Construction crews are hard at work building what will eventually be a new baggage claim area at the Long Beach Airport.  

What You Need To Know

  • The Long Beach Airport is just one of 167 airports across California getting infrastructure money from the Build Back Better Plan

  • The money will help airports upgrade terminals, buildings and other aging infrastructure

  • It’s providing a lift for airports who saw the pandemic slash their revenue as travelers stayed home

  • LAX is getting $79 million, the largest share of the funding but has not said precisely how it plans to use it

Most of the funding for this portion of the project is coming from the recent federal infrastructure bill passed in November.

“It’s five years of funding and in the first year, we’re slated to receive $6.2 million and we’re anticipating receiving additional funding for each of the remaining four years of that program,” said Kate Kuykendall, the airport spokesperson.

She said Long Beach is the oldest airport in California, which opened in 1924. According to Kuykendall, the current plans are to use the rest of the infrastructure funding in the next four years to renovate and repair the historic terminal from 1941.

“Some of the work that needs to be done is a seismic retrofit, restoring our beautiful mosaic tiles, modernizing our bathrooms on the first and second floors,” Kuykendall said.

The plan is to house the car rental counters inside the renovated terminal.

A new ticket lobby, paid for with airport revenue, will open this spring.

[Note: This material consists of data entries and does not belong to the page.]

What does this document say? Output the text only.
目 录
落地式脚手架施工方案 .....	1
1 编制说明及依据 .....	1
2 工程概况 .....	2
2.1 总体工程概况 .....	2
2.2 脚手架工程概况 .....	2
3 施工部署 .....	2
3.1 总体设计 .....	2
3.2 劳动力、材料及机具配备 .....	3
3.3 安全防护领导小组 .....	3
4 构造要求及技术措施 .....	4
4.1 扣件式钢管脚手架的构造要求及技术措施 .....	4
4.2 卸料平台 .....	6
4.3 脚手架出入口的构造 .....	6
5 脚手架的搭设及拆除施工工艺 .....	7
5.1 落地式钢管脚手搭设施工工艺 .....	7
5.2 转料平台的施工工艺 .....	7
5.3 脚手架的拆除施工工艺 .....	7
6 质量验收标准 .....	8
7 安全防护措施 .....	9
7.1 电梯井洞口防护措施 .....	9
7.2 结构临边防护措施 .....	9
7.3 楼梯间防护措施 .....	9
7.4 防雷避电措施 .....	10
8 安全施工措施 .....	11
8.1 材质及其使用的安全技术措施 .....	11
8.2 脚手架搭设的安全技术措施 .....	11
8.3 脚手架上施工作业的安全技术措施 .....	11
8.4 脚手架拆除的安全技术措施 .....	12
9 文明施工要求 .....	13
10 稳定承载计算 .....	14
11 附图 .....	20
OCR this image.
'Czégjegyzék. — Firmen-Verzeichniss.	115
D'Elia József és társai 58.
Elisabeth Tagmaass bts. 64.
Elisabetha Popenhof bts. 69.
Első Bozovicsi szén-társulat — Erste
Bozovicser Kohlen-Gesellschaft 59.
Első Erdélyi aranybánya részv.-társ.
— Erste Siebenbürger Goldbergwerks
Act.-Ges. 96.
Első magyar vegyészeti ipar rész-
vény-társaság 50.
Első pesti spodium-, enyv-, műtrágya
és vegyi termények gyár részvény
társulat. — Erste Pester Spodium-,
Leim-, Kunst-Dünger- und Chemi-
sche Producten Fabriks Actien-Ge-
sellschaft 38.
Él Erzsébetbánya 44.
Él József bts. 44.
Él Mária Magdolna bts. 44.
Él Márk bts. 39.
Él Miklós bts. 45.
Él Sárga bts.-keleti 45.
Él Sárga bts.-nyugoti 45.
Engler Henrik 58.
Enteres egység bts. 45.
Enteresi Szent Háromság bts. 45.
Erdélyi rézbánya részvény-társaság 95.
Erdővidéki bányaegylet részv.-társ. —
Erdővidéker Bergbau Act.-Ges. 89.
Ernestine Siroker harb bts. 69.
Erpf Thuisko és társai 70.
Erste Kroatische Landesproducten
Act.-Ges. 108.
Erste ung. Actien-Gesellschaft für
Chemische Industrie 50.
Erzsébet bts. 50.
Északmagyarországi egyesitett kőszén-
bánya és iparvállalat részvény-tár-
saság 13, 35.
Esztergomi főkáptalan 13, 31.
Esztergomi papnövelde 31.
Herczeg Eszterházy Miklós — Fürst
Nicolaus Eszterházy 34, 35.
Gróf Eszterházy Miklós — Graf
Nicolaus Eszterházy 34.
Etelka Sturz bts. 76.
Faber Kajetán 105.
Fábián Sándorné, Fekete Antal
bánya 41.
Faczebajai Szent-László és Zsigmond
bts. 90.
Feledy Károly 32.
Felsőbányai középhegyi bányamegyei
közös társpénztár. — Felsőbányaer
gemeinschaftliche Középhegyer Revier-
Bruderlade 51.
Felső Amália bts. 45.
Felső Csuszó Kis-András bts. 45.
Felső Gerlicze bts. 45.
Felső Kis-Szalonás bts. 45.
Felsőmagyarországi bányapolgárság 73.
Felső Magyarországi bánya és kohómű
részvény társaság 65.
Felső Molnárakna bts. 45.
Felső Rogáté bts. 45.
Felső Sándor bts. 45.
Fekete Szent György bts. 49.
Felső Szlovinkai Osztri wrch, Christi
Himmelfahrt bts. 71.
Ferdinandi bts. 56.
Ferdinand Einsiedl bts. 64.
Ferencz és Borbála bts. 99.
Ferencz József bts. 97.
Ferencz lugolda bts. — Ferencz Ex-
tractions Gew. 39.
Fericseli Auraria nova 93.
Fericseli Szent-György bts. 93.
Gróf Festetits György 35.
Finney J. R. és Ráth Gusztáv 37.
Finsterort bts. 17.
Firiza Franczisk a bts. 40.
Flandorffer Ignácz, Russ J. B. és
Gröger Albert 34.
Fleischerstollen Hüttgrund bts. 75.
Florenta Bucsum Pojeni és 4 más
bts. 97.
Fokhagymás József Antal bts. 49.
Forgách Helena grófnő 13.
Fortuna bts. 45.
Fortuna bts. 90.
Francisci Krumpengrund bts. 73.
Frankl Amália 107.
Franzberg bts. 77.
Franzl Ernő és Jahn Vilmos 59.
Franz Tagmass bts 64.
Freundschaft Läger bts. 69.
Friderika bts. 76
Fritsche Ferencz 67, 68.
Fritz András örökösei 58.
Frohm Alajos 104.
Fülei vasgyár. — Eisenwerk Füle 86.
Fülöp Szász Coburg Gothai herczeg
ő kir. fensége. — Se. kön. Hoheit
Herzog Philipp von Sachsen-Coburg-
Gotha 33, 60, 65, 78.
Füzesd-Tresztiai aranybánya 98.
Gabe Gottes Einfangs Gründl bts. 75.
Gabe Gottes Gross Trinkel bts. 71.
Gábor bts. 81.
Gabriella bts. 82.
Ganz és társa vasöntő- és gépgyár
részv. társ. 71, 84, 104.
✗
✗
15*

It will feature common use ticket counters, a modern look and more space for passengers.  

Construction began in 2020, but the pandemic caused delays.

“Things that were off the shelf two, three-day lead times, now are taking months,” said Garrett Geane, Senior Project Engineer for Swinerton.

Besides delaying construction, the pandemic has also slashed airport revenue because of fewer travelers because of COVID, even almost two years later.

“We’re still approximately 20-25% down in our passenger numbers, which directly affects our cash flow and our ability to pay for these construction projects,” Kuykendall said. 

Of all the California airports, LAX will receive the largest share, more than $79 million to improve infrastructure, but airport leaders said they have not yet determined exactly how it will be used.

Other SoCal airports receiving money include:

  • $11.6 million for John Wayne Airport in Orange County
  • More than $7.9 million for Hollywood-Burbank Airport
  • $763,000 for the Van Nuys Airport
  • $295,000 for the San Gabriel Valley Airport.

“This infrastructure funding is a real great jolt in the arm to be able to augment the existing funding sources that we have here to complete the program,” Kuykendall said.

A much-needed lift for an airport, like so many others, still recovering from a painful pandemic.